Whenever there's a task that needs to be done, we generally consider it a good thing if there's predefined, standardized way of performing that task: document templates, ways of writing requirements, how to express tests, how to perform quality assurance of software. And there are many benefits to this using a standard approach:
· it captures experience and best practices,
· it ensures that you don't forget to do (or write) important stuff; it can act as a completeness check,
· it makes it easier for others (colleagues, consumers) to comprehend and follow,
· it keeps your mind free to focus on substance, because the form is predefined.
We use standardised approaches in software development in many contexts: given-when-then tests, the pattern format, use cases, user stories, architecture document templates, Scrum ceremonies, standard operating procedures to ensure safety of the developed products, and so on.
There are also lots of examples outside the world of software where this is good. A great example are procedures and checklists in aviation. I currently train for my LAPL license to fly airplanes like this one. Running your preflight checks based on a (physical!) checklist really makes the whole enterprise safer. Using standardised engine settings in the traffic pattern makes the pattern easier to fly so you can concentrate on the more unique aspects of a particular situation. So: no general bashing of standardised approaches here.
But I have recently experienced the dark side of those. Let me list them first, and then I provide examples:
· people don't think about what is important to do/write, they just satisfy the standard
· people tend to use the standard in situations for which it isn't intended
· struggling to get the standard template "correct" blocks your brain from addressing substance
· there are often several competing "standards", and it's easy to get lost in religious wars about which one should be used
So let's look at a few examples. In one of my projects we are running a domain analysis to figure out how a part of the to-be-built system is supposed to work. There's a standard that requirements must be expressed as user stories. So instead of first trying to deeply figure out how something should work and writing this down as prose text and diagrams, everything is immediately shoehorned into "as an XYZ user..."-style stories. Deep analysis isn't happening.
A favourite of mine is the never-ending discussion whether things should follow the "user story" standard or the "use case" standard. Things are being rewritten, and in some cases kept in two versions because people can't agree which form is better. At the same time, as mentioned above, substance suffers.
A quick aside: in some sense it's good that these days the discussions are around use case vs. user story. When I was working for IBM around the year 2000, we were required to follow the Rational Unified Process. We had to complete over 40 different documents before we were supposed to write software. Of course we didn't ... most of them contains useless garbage to "check the box".
In another project there's a standard to use GWT-style tests. We have to express every test in this way. This leads to dozens and dozens of tests where the textual parts of the GWT template are identical, and only the data changes:
The textual GWT parts just have zero use. They just waste space. You could write the test simply as
In two other projects I recently had to read architecture documentation based on Arc42 and Views and Beyond, respectively. These are both highly structured document templates for describing architectures and the forces and rationales associated with the architectural decisions. In both cases, it was impossible for me as a consumer to understand the big picture, the "story" behind everything. The reason was that the big picture was ripped apart and distributed over all these sections. No forest, just lots of trees.

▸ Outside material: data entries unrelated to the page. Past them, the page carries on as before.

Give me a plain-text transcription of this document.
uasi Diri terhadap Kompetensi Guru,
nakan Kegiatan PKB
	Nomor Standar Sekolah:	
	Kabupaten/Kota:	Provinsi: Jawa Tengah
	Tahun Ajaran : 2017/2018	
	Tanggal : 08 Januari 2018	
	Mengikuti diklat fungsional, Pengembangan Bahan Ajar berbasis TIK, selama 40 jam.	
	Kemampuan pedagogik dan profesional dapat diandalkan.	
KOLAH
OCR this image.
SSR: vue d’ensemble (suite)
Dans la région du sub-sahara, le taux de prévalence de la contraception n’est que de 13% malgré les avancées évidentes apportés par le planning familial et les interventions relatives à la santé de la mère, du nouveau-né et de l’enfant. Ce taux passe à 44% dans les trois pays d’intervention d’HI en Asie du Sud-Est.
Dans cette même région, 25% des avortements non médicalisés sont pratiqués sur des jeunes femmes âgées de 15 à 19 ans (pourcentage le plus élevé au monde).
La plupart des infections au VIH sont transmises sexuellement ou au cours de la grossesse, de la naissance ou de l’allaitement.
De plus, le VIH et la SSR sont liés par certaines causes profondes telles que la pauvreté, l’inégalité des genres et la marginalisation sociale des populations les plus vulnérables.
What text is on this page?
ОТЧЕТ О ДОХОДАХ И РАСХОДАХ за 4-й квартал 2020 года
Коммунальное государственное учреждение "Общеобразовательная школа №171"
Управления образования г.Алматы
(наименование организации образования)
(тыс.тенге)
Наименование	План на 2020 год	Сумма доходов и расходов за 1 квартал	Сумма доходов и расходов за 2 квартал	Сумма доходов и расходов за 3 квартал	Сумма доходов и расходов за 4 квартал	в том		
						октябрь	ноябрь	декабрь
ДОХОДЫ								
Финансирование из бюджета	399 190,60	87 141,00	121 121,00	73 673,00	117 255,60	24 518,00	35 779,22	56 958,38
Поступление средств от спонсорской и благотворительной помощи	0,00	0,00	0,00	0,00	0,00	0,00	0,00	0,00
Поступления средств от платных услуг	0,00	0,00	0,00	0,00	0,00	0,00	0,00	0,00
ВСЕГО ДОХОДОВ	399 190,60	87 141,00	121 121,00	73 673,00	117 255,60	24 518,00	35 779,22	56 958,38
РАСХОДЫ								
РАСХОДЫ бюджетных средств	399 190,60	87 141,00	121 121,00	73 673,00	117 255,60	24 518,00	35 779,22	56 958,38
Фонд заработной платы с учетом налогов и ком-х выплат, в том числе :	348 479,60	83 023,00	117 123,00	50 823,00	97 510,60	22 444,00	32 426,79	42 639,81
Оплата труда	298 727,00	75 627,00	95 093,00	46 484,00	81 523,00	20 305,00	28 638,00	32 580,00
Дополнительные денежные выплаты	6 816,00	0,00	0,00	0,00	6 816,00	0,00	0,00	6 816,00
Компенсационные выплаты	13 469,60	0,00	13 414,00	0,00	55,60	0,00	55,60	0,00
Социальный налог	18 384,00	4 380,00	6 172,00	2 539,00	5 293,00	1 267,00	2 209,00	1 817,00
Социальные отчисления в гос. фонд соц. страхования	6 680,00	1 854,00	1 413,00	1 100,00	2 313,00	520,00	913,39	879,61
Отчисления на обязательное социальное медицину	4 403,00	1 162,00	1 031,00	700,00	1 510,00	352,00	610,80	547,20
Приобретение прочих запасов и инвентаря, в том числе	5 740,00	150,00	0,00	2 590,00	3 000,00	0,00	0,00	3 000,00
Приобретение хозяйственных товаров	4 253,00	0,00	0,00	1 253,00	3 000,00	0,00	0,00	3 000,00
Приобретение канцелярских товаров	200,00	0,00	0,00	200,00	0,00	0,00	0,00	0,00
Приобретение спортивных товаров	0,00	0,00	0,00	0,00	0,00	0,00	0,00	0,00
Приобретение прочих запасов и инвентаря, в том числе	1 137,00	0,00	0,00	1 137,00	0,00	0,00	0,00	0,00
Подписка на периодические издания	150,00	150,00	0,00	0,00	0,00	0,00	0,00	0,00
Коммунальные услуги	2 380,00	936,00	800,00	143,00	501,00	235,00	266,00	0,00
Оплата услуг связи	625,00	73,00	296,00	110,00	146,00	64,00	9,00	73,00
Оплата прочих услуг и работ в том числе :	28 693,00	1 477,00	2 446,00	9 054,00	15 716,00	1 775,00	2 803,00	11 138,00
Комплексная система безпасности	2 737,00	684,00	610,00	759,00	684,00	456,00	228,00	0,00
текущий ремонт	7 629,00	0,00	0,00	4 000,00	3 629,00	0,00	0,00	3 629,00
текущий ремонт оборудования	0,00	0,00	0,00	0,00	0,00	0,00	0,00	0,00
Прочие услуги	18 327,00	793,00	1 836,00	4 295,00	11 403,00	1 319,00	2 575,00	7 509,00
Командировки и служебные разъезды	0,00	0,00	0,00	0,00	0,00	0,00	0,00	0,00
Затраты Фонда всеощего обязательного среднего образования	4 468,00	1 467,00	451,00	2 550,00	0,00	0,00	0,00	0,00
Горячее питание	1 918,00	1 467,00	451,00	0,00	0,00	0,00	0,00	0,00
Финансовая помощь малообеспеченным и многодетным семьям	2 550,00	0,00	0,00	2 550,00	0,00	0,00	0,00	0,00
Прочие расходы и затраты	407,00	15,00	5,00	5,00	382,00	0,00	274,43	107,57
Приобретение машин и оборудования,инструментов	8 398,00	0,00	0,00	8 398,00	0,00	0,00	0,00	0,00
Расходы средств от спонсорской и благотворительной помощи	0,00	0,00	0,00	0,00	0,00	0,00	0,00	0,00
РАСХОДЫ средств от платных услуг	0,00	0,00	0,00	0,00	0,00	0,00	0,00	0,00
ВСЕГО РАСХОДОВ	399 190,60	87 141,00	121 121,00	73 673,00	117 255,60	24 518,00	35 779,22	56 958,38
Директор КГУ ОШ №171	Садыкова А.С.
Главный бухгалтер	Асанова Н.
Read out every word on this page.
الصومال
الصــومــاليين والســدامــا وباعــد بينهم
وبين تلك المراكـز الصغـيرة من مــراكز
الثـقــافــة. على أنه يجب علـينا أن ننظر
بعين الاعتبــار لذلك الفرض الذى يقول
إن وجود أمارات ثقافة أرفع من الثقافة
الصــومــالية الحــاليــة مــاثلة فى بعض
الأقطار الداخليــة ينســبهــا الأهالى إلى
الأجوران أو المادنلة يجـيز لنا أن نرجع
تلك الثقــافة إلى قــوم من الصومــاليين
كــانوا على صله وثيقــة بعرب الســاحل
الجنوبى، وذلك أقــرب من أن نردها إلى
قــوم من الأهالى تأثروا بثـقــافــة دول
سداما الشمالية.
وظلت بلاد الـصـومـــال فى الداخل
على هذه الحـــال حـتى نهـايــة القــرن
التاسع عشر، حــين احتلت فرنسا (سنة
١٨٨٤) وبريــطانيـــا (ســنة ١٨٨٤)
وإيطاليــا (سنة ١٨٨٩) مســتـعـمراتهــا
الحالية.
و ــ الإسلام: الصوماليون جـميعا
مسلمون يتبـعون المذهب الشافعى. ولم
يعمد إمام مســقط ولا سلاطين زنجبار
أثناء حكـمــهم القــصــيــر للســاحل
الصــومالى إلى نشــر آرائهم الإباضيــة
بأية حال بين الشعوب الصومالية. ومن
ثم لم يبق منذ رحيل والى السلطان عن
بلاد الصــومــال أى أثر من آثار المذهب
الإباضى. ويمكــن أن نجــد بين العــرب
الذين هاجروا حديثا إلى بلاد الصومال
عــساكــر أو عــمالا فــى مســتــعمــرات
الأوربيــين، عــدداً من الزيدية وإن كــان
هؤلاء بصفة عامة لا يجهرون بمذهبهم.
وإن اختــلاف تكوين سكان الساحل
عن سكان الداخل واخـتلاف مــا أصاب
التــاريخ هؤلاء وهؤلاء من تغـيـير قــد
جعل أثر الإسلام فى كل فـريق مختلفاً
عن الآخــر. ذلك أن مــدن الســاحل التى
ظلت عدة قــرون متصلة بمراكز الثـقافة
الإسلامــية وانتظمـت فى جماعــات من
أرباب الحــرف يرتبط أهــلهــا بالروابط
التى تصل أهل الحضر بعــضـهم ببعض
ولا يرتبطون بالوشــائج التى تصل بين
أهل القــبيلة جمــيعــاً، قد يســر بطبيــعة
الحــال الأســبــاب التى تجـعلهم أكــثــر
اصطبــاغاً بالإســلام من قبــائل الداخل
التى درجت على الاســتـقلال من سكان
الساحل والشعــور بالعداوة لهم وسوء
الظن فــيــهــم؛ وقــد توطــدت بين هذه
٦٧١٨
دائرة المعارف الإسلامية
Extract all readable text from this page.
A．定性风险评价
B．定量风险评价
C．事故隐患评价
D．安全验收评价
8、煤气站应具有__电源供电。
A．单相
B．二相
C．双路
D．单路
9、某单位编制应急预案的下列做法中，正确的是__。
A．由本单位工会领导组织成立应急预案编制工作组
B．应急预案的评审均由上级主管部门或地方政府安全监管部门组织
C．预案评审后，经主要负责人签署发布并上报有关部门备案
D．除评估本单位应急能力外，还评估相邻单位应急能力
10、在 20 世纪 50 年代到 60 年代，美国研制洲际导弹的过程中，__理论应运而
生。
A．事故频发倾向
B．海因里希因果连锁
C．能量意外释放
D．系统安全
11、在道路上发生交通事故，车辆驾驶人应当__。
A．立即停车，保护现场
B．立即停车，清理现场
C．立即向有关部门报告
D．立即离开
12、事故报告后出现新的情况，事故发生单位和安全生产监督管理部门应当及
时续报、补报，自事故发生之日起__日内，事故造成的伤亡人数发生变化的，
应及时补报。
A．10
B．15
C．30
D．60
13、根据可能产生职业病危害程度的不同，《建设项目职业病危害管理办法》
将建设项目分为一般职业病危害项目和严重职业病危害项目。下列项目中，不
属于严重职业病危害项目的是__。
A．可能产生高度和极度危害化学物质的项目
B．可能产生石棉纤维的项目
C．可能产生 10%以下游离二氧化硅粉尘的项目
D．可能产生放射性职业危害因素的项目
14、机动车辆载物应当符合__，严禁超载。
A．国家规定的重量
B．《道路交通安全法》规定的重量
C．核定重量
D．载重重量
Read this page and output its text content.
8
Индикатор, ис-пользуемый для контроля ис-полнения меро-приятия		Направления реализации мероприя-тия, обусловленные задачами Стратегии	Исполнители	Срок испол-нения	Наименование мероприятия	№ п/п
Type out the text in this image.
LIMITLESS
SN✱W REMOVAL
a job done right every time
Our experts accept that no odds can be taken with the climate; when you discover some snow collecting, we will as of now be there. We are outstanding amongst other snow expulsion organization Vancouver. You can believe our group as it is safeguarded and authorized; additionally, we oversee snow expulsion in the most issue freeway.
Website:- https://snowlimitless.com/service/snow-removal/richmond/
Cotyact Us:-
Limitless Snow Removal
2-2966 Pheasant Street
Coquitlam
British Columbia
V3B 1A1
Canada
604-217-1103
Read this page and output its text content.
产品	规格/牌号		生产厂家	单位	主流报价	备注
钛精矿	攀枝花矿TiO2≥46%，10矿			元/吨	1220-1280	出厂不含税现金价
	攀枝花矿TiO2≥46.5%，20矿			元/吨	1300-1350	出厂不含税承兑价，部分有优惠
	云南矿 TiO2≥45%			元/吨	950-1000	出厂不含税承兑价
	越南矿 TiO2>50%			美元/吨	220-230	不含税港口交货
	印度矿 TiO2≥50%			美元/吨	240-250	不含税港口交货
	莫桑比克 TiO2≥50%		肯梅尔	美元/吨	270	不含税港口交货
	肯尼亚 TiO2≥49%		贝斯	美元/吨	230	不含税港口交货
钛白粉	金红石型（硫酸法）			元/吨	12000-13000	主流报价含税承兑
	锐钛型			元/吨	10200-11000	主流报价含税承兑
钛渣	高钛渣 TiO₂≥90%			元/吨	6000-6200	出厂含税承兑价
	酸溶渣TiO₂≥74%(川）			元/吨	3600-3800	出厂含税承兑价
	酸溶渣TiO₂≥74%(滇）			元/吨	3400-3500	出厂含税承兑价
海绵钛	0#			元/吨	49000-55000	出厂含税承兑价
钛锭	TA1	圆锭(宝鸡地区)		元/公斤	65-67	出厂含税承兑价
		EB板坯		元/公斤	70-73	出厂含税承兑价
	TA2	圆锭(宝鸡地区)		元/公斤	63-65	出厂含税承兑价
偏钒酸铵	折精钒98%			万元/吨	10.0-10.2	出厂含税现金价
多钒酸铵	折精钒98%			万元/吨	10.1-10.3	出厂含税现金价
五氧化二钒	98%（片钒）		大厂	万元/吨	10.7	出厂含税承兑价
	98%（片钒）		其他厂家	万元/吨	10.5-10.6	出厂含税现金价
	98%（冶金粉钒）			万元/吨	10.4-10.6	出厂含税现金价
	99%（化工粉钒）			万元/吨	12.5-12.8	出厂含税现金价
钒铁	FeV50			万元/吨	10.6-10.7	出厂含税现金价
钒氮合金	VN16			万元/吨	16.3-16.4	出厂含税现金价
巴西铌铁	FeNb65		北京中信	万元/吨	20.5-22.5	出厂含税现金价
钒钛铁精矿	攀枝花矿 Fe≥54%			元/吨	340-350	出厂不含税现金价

Let's move on to process. Another project is in its very early phases where lots of the programming work is explorative: nobody really knows how things should work, so we are building prototypes to explore options and help stakeholders decide based on working (prototypical) software. Nonetheless, we are forced by the Scrum master to estimate the tasks. It's completely impossible at this stage. Sure, we can timebox, but then we don't know whether we will finish.
In fact, the sprint planning sessions are also of very limited use, because even during one sprint the development team is often interrupted with repriorisations and completely new work. Yes, there's something wrong with the overall process outside the agile team, but everybody knows that, so why do the planning? We are also forced to plan out multiple sprints in the context of a SAFE product increment. That's obviously even more useless.
So why is this happening? I see three reasons. One is that there are people in the organisation whose job is to "enforce" that standard. They are not measured by whether the team(s) deliver high-quality software. They live for the standard, so they enforce it, useful or not. The second reason is that there are stakeholders -- often a little bit higher up the hierarchies -- who don't want to engage with the substance, so they try to do management-by-numbers and issue boards: "if you don't plan, I have no way of measuring what you deliver!!!" The third reason is that people think that following a standard magically produces substance. It can help -- see my checklist argument above -- but it doesn't happen automatically. And often the standard has the opposite effect.
So what to do about that? It's obvious, right? Take standards as a recommendation and then apply common sense. Adapt them to your context. So far so good. The real problem of course is dealing with those people whose job it is to enforce these standards or who are unwilling to engage with the substance and therefore rely on ceremony. That's an organisational issue that is hard to solve ... oh well, and so the craziness prevails.